Tout au long de son premier long format officiel, Lartiste ne se cache pas. Pas de masque, ni de faux semblant. Il sait que c'est en se livrant en toute honnêteté qu'il capte le mieux l'auditeur que ce soit sur « Toucher le ciel », un titre sur lequel il évoque ses ambitions comme ses erreurs de parcours sur une rythmique bien rap qui appuie une ensemble très orchestré ou sur « Tendre la main » inspirant et positif, construit autour d'une ritournelle de clavier. Ouvert par des arpèges de piano, l'auteur-compositeur-interprète se livre dans « Le poids de mes erreurs »comme rarement chez les artistes de sa génération : il ose dévoiler ses doutes ses inquiétudes mais réaffirme, également ses convictions : « plutôt mourir, que vivre dans l'aigreur »

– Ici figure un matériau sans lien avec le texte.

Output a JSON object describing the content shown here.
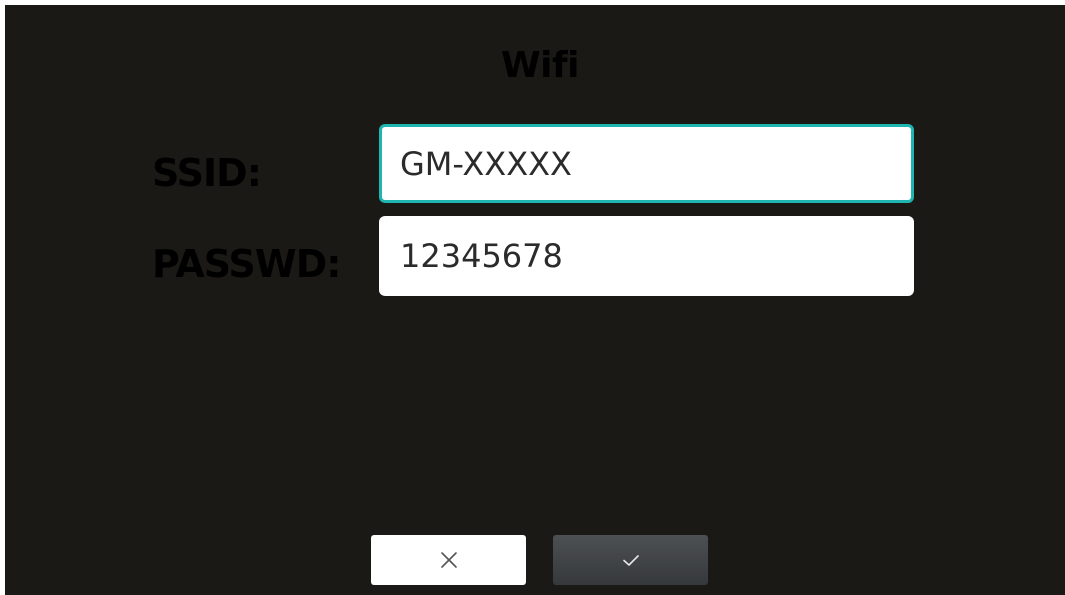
{
  "dialog": {
    "title": "Wifi"
  },
  "form": {
    "ssid": {
      "label": "SSID:",
      "value": "GM-XXXXX"
    },
    "password": {
      "label": "PASSWD:",
      "value": "12345678"
    }
  },
  "actions": {
    "cancel_icon": "close-icon",
    "confirm_icon": "check-icon"
  },
  "colors": {
    "background": "#1b1915",
    "focus_border": "#1fb5b0",
    "field_background": "#ffffff",
    "confirm_button": "#3f4244"
  }
}
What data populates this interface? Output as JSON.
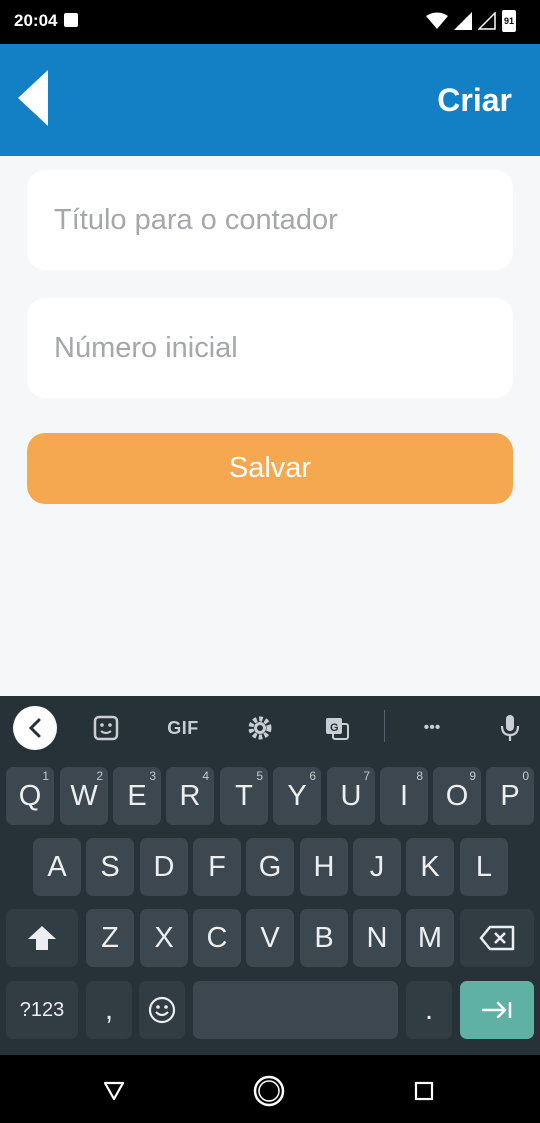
{
  "status_bar": {
    "time": "20:04",
    "battery": "91"
  },
  "app_bar": {
    "action_label": "Criar"
  },
  "form": {
    "title_placeholder": "Título para o contador",
    "title_value": "",
    "number_placeholder": "Número inicial",
    "number_value": "",
    "save_label": "Salvar"
  },
  "keyboard": {
    "toolbar": {
      "gif_label": "GIF",
      "more_label": "•••"
    },
    "row1": [
      {
        "label": "Q",
        "hint": "1"
      },
      {
        "label": "W",
        "hint": "2"
      },
      {
        "label": "E",
        "hint": "3"
      },
      {
        "label": "R",
        "hint": "4"
      },
      {
        "label": "T",
        "hint": "5"
      },
      {
        "label": "Y",
        "hint": "6"
      },
      {
        "label": "U",
        "hint": "7"
      },
      {
        "label": "I",
        "hint": "8"
      },
      {
        "label": "O",
        "hint": "9"
      },
      {
        "label": "P",
        "hint": "0"
      }
    ],
    "row2": [
      "A",
      "S",
      "D",
      "F",
      "G",
      "H",
      "J",
      "K",
      "L"
    ],
    "row3": [
      "Z",
      "X",
      "C",
      "V",
      "B",
      "N",
      "M"
    ],
    "symbols_label": "?123",
    "comma_label": ",",
    "period_label": "."
  },
  "colors": {
    "app_bar": "#1380c6",
    "save_button": "#f6a851",
    "keyboard_bg": "#273238",
    "enter_key": "#5fb1a3"
  }
}
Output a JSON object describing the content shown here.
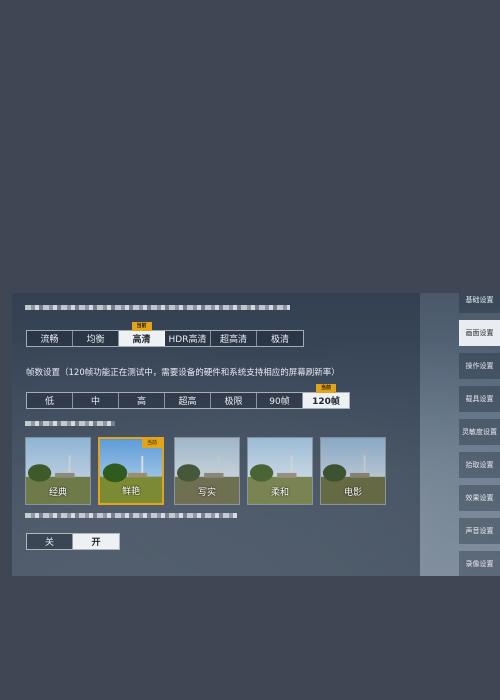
{
  "quality": {
    "options": [
      "流畅",
      "均衡",
      "高清",
      "HDR高清",
      "超高清",
      "极清"
    ],
    "selected_index": 2,
    "current_tag": "当前"
  },
  "fps": {
    "label": "帧数设置（120帧功能正在测试中，需要设备的硬件和系统支持相应的屏幕刷新率）",
    "options": [
      "低",
      "中",
      "高",
      "超高",
      "极限",
      "90帧",
      "120帧"
    ],
    "selected_index": 6,
    "current_tag": "当前"
  },
  "styles": {
    "items": [
      "经典",
      "鲜艳",
      "写实",
      "柔和",
      "电影"
    ],
    "selected_index": 1,
    "current_tag": "当前"
  },
  "toggle": {
    "options": [
      "关",
      "开"
    ],
    "selected_index": 1
  },
  "sidebar": {
    "tabs": [
      "基础设置",
      "画面设置",
      "操作设置",
      "载具设置",
      "灵敏度设置",
      "拾取设置",
      "效果设置",
      "声音设置",
      "录像设置"
    ],
    "selected_index": 1
  }
}
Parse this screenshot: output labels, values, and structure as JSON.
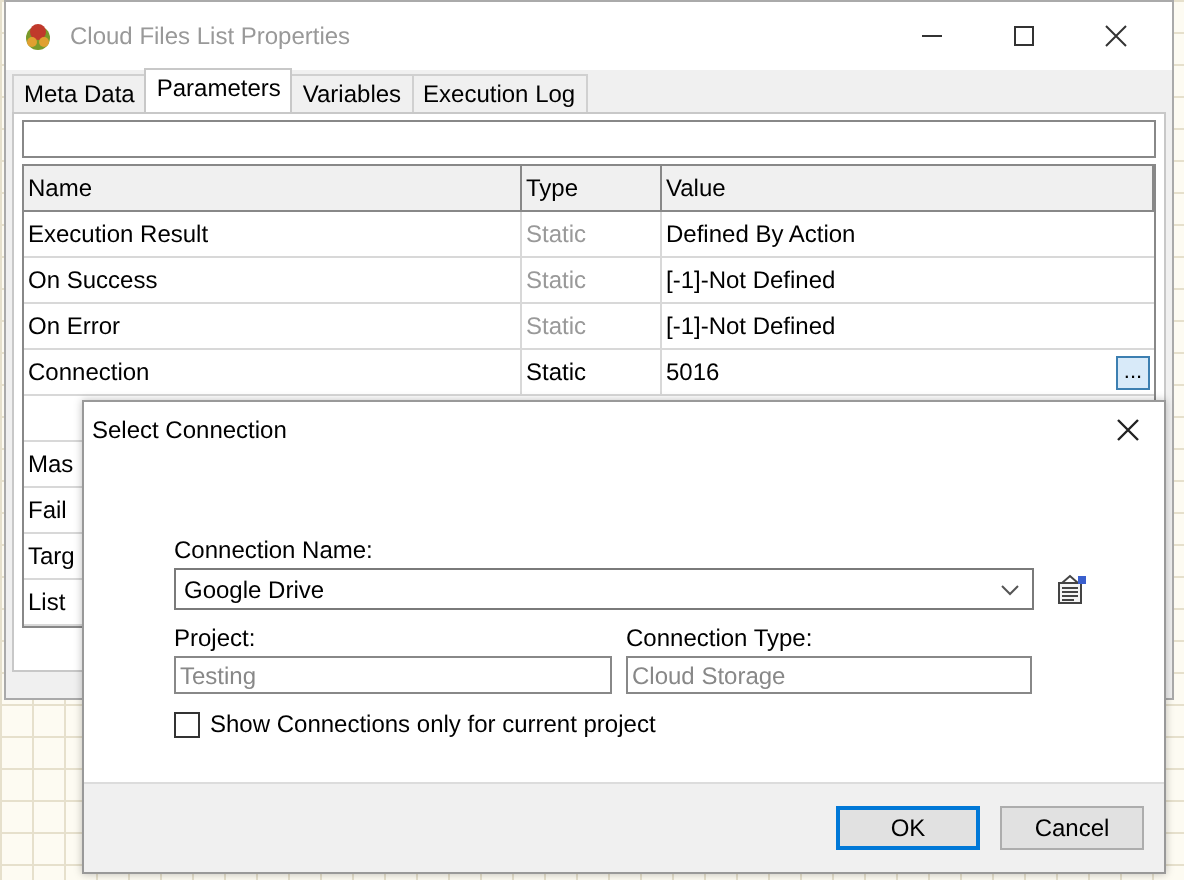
{
  "window": {
    "title": "Cloud Files List Properties"
  },
  "tabs": [
    {
      "label": "Meta Data",
      "selected": false
    },
    {
      "label": "Parameters",
      "selected": true
    },
    {
      "label": "Variables",
      "selected": false
    },
    {
      "label": "Execution Log",
      "selected": false
    }
  ],
  "table": {
    "columns": [
      "Name",
      "Type",
      "Value"
    ],
    "rows": [
      {
        "name": "Execution Result",
        "type": "Static",
        "type_dimmed": true,
        "value": "Defined By Action"
      },
      {
        "name": "On Success",
        "type": "Static",
        "type_dimmed": true,
        "value": "[-1]-Not Defined"
      },
      {
        "name": "On Error",
        "type": "Static",
        "type_dimmed": true,
        "value": "[-1]-Not Defined"
      },
      {
        "name": "Connection",
        "type": "Static",
        "type_dimmed": false,
        "value": "5016",
        "button": "..."
      },
      {
        "name": "Mas",
        "kind": "partial"
      },
      {
        "name": "Fail",
        "kind": "partial"
      },
      {
        "name": "Targ",
        "kind": "partial"
      },
      {
        "name": "List",
        "kind": "partial"
      }
    ]
  },
  "dialog": {
    "title": "Select Connection",
    "connection_name": {
      "label": "Connection Name:",
      "value": "Google Drive"
    },
    "project": {
      "label": "Project:",
      "value": "Testing",
      "disabled": true
    },
    "connection_type": {
      "label": "Connection Type:",
      "value": "Cloud Storage",
      "disabled": true
    },
    "checkbox": {
      "label": "Show Connections only for current project",
      "checked": false
    },
    "buttons": [
      {
        "label": "OK",
        "focused": true
      },
      {
        "label": "Cancel",
        "focused": false
      }
    ]
  }
}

Honnête et sensible, Lartiste n'est pas du genre à se lamenter mais plutôt à savourer les plus beaux moments de la vie, les petites joies et les grands bonheurs comme on le découvre tout au long d'un projet dont le maître mot tient en trois lettres : le KIF. Militer pour le sourire est presque un acte de bravoure dans les musiques urbaines en 2012 mais l'interprète et compositeur fait ce qui le chante et chante ce qu'il est comme sur « Rockstar », manifeste pop assumé sur lequel il déclare : "J'ai bousculé la zique, ne t'attends pas à ce que je m'excuse."
Avec l'explicite « Cool », un midtempo tranquille et léger porté par des choeurs féminins légers ou avec l'enjoué« M'évader », le premier single de l'album, il affirme sa passion de chaque instant pour son art. Sur « J'bénis le Mic », un peu plus rappé et proche d'un hip hop plus classique, il décrit son style de façon limpide, le sourire en coin : « l'autotune avec des cojones ».
Mais le sourire et le kif ne sont jamais loin avec Lartiste. On les retrouve sur « Babylove », un titre un peu vantard destiné aux « ladies » tout comme « Liouma » sur lequel il se fait plus crooner dans un titre uptempo, ouvertement club relevé par une mélodie aux sonorités orientales. Il ne baisse pas la cadence sur « Hello », gonflé par sa grosse basse synthétique qui tiendrait son rang dans n'importe quel club branché des Baléares. Tout au long de Lalbum, Lartiste dévoile l'étendue de sa palette musicale, nous surprend un peu plus à chaque titre, autant par la variété de ses compositions que pour leur efficacité. Si on reste dans le club sur « Africa 2.0 », la rythmique imparable va chercher dans le coupé-décalé et les arpèges de synthé fusionnent toutes les influences « de Chateau-Rouge à Barbès » et « d'Abidjan à Marrakech ». Et comme il le dit dans le souriant « International » : « La puissance est africaine, le style américain / Les chaussures sont parisiennes le gamos est Italien".
Pour Lartiste, le kif n'est pas un vain mot, et la musique pas une simple lubie. Loin d'être naïf, il a simplement choisi d'avancer en souriant et surtout de partager ses dons de chanteur et compositeur avec l'auditeur. Il nous offre un premier voyage dans un univers qu'il a façonné dans ses moindres détails, aux beats irrésistibles, aux mélodies entêtantes, aux influences multiples, entre hip hop, funk, musique orientales, pop ou electro et nous laisse sur une dernière surprise, un « Post Scriptum » à la rythmique jamaïquaine sur lequel il met les plus jeunes, garçons comme filles, en garde sur les pièges et les coups de la vie. Un somptueux final qui nous rappelle une dernière fois qu'en 14 titres libres et décomplexés, Lartiste a renvoyé dans la corbeille d'où ils n'auraient jamais dû sortir les clichés qui pesaient sur la musique née de l'autre côté du périph' parisien.
En brouillant les limites entre pop et musiques urbaines, simplement parce qu'il ose être lui même, Lartiste s'impose d'entrée avec Lalbum comme un artiste clairvoyant. Joli paradoxe.